C’est dans un contexte difficile, marqué par des efforts de prévention contre le coronavirus, que la première session extraordinaire du Fonds d’appui à l’industrie cinématographique (FAIC) s’est tenue, lundi dernier, dans les locaux de l’établissement à Magnambougou Faso Kanu. La cérémonie d’ouverture était présidée par Mme Kady NGom, conseillère technique au ministère de la Culture, en présence du directeur général du Fonds, Dr Bréma Moussa Koné. L’ordre du jour portait sur l’examen et l’adoption d’un manuel de sélection des projets de cinéma et de l’audiovisuel. Les administrateurs ont amendé le document soumis à leur approbation avant de l’adopter. Comme on pouvait s’y attendre, le coronavirus s’est invité au débat. La représentante du ministre de la Culture a demandé aux administrateurs de respecter les consignes édictées dans la prévention contre le covid-19. Elle a aussi rappelé que le manuel de procédures de sélection des projets est une recommandation de la 2è session du conseil d’administration, tenue le 24 décembre dernier.

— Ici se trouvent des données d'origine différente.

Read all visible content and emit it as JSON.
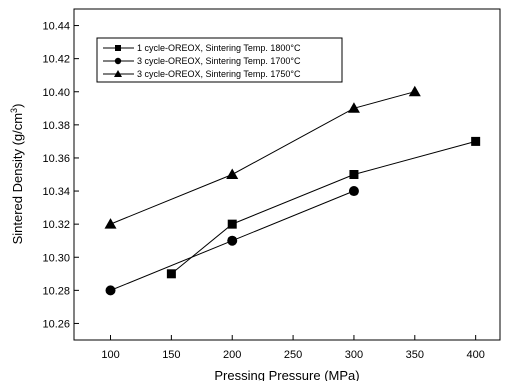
{
  "chart_data": {
    "type": "line",
    "xlabel": "Pressing Pressure (MPa)",
    "ylabel_main": "Sintered Density (g/cm",
    "ylabel_sup": "3",
    "ylabel_tail": ")",
    "xlim": [
      70,
      420
    ],
    "ylim": [
      10.25,
      10.45
    ],
    "x_ticks": [
      100,
      150,
      200,
      250,
      300,
      350,
      400
    ],
    "y_ticks": [
      10.26,
      10.28,
      10.3,
      10.32,
      10.34,
      10.36,
      10.38,
      10.4,
      10.42,
      10.44
    ],
    "y_tick_labels": [
      "10.26",
      "10.28",
      "10.30",
      "10.32",
      "10.34",
      "10.36",
      "10.38",
      "10.40",
      "10.42",
      "10.44"
    ],
    "grid": false,
    "legend_position": "top-left",
    "series": [
      {
        "name": "1 cycle-OREOX, Sintering Temp. 1800°C",
        "marker": "square",
        "x": [
          150,
          200,
          300,
          400
        ],
        "y": [
          10.29,
          10.32,
          10.35,
          10.37
        ]
      },
      {
        "name": "3 cycle-OREOX, Sintering Temp. 1700°C",
        "marker": "circle",
        "x": [
          100,
          200,
          300
        ],
        "y": [
          10.28,
          10.31,
          10.34
        ]
      },
      {
        "name": "3 cycle-OREOX, Sintering Temp. 1750°C",
        "marker": "triangle",
        "x": [
          100,
          200,
          300,
          350
        ],
        "y": [
          10.32,
          10.35,
          10.39,
          10.4
        ]
      }
    ]
  }
}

La recommandation phare de cette précédente session était d’associer les acteurs du secteur de l’audio visuel pour pouvoir élaborer un manuel inclusif qui prend en compte tous les secteurs du cinéma. La composition du comité technique a été revue afin de prendre en charge ces recommandations. « Cette nouvelle mouture du manuel de sélection des projets cinématographiques et audiovisuels instaurera des critères pour départager les potentiels candidats qui vont soumissionner au financement du Fonds d’appui à l’industrie cinématographique», a soutenu Mme Kady N’Gom.

Le manuel revêt donc d’une importance capitale. C’est pourquoi, Mme la conseillère technique a incité les administrateurs à produire un document de qualité permettant de sélectionner en toute impartialité des projets capables de redonner au cinéma malien ses lettres de noblesse.

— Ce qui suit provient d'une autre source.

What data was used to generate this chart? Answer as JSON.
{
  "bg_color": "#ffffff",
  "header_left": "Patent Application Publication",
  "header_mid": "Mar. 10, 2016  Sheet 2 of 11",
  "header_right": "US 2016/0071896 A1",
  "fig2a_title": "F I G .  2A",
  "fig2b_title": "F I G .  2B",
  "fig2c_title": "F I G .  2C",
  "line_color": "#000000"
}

Pour Dr Bréma Moussa Koné, sa jeune structure a été opérationnelle en 2019. « Après l’installation, nous avons posé des actes permettant de faire vivre et développer le cinéma malien », a-t-il dit, ajoutant que le manuel va permettre à l’administrateur d’avoir un outil de jugement sur les projets soumis et de faire une évaluation pertinente.

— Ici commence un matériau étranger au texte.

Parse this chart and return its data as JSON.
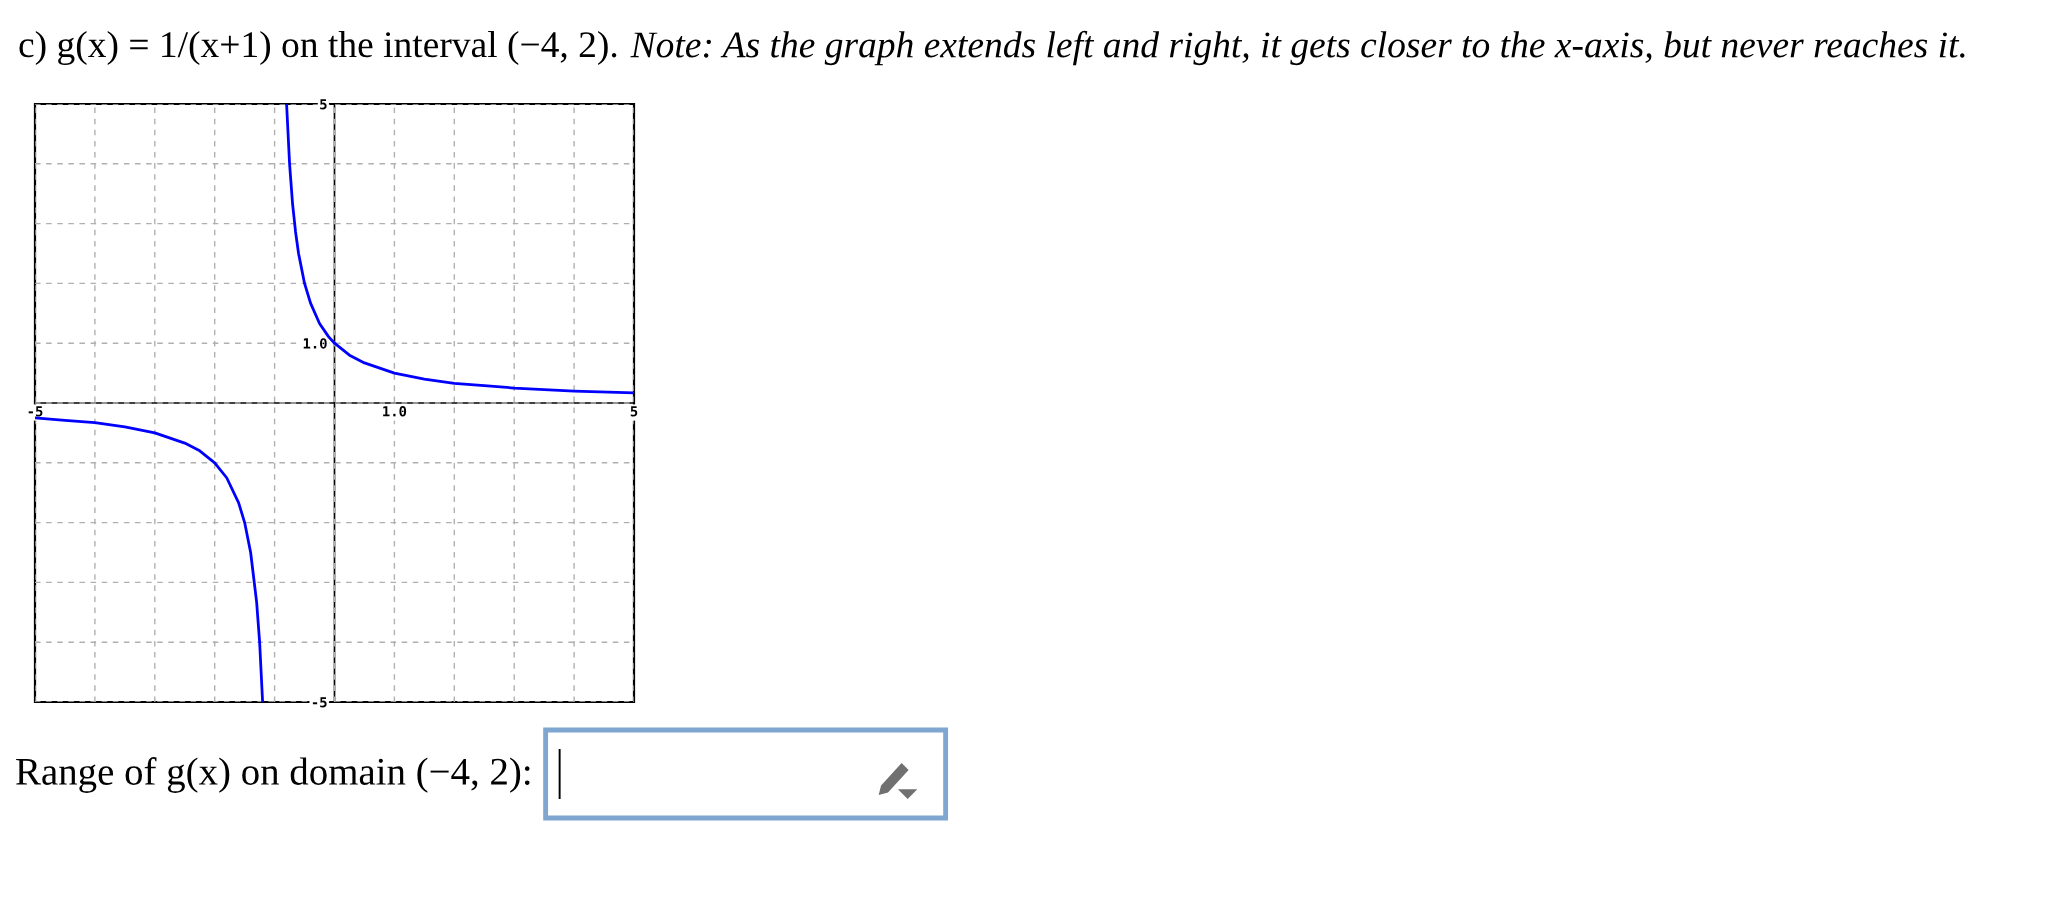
{
  "chart_data": {
    "type": "line",
    "title": "c) g(x) = 1/(x+1) on the interval (−4, 2).",
    "subtitle": "Note: As the graph extends left and right, it gets closer to the x-axis, but never reaches it.",
    "annotations": [
      "Range of g(x) on domain (−4, 2):"
    ],
    "xlim": [
      -5,
      5
    ],
    "ylim": [
      -5,
      5
    ],
    "xticks": [
      {
        "value": -5,
        "label": "-5"
      },
      {
        "value": -4,
        "label": null
      },
      {
        "value": -3,
        "label": null
      },
      {
        "value": -2,
        "label": null
      },
      {
        "value": -1,
        "label": null
      },
      {
        "value": 0,
        "label": null
      },
      {
        "value": 1,
        "label": "1.0"
      },
      {
        "value": 2,
        "label": null
      },
      {
        "value": 3,
        "label": null
      },
      {
        "value": 4,
        "label": null
      },
      {
        "value": 5,
        "label": "5"
      }
    ],
    "yticks": [
      {
        "value": -5,
        "label": "-5"
      },
      {
        "value": -4,
        "label": null
      },
      {
        "value": -3,
        "label": null
      },
      {
        "value": -2,
        "label": null
      },
      {
        "value": -1,
        "label": null
      },
      {
        "value": 0,
        "label": null
      },
      {
        "value": 1,
        "label": "1.0"
      },
      {
        "value": 2,
        "label": null
      },
      {
        "value": 3,
        "label": null
      },
      {
        "value": 4,
        "label": null
      },
      {
        "value": 5,
        "label": "5"
      }
    ],
    "grid": true,
    "line_style": "solid",
    "series": [
      {
        "color": "#0000ff",
        "x": [
          -5,
          -4.5,
          -4,
          -3.5,
          -3,
          -2.5,
          -2.25,
          -2,
          -1.8,
          -1.6,
          -1.5,
          -1.4,
          -1.3,
          -1.25,
          -1.2
        ],
        "values": [
          -0.25,
          -0.29,
          -0.33,
          -0.4,
          -0.5,
          -0.67,
          -0.8,
          -1,
          -1.25,
          -1.67,
          -2,
          -2.5,
          -3.33,
          -4,
          -5
        ]
      },
      {
        "color": "#0000ff",
        "x": [
          -0.8,
          -0.75,
          -0.7,
          -0.65,
          -0.6,
          -0.5,
          -0.4,
          -0.25,
          -0.1,
          0,
          0.25,
          0.5,
          1,
          1.5,
          2,
          2.5,
          3,
          4,
          5
        ],
        "values": [
          5,
          4,
          3.33,
          2.86,
          2.5,
          2,
          1.67,
          1.33,
          1.11,
          1,
          0.8,
          0.67,
          0.5,
          0.4,
          0.33,
          0.29,
          0.25,
          0.2,
          0.17
        ]
      }
    ]
  }
}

Un des grands défis reste la mobilisation des ressources financières. à ce propos, l’établissement a élaboré un projet quinquennal, dont le montant est estimé à 34 milliards de Fcfa. Dr Bréma Moussa Koné a aussi rappelé que plusieurs activités sont au programme pour redonner au cinéma malien sa place de leadership au niveau continental.
Le Fonds d’appui à l’industrie cinématographique a été créé en 2018 par le décret N°2018-0295/P-RM. Sa mission est de mettre en place une stratégie permettant de mettre fin aux difficultés que le cinéma malien connaît depuis très longtemps.
L’insuffisance de salles de cinéma, mais aussi de sources de financements pour soutenir la production cinématographique, l’absence d’une politique nationale cinématographique, l’inexistence de législation, de circuit de formation et de code de l’industrie cinématographique et audiovisuelle sont incriminées comme des entraves à la bonne évolution du cinéma malien.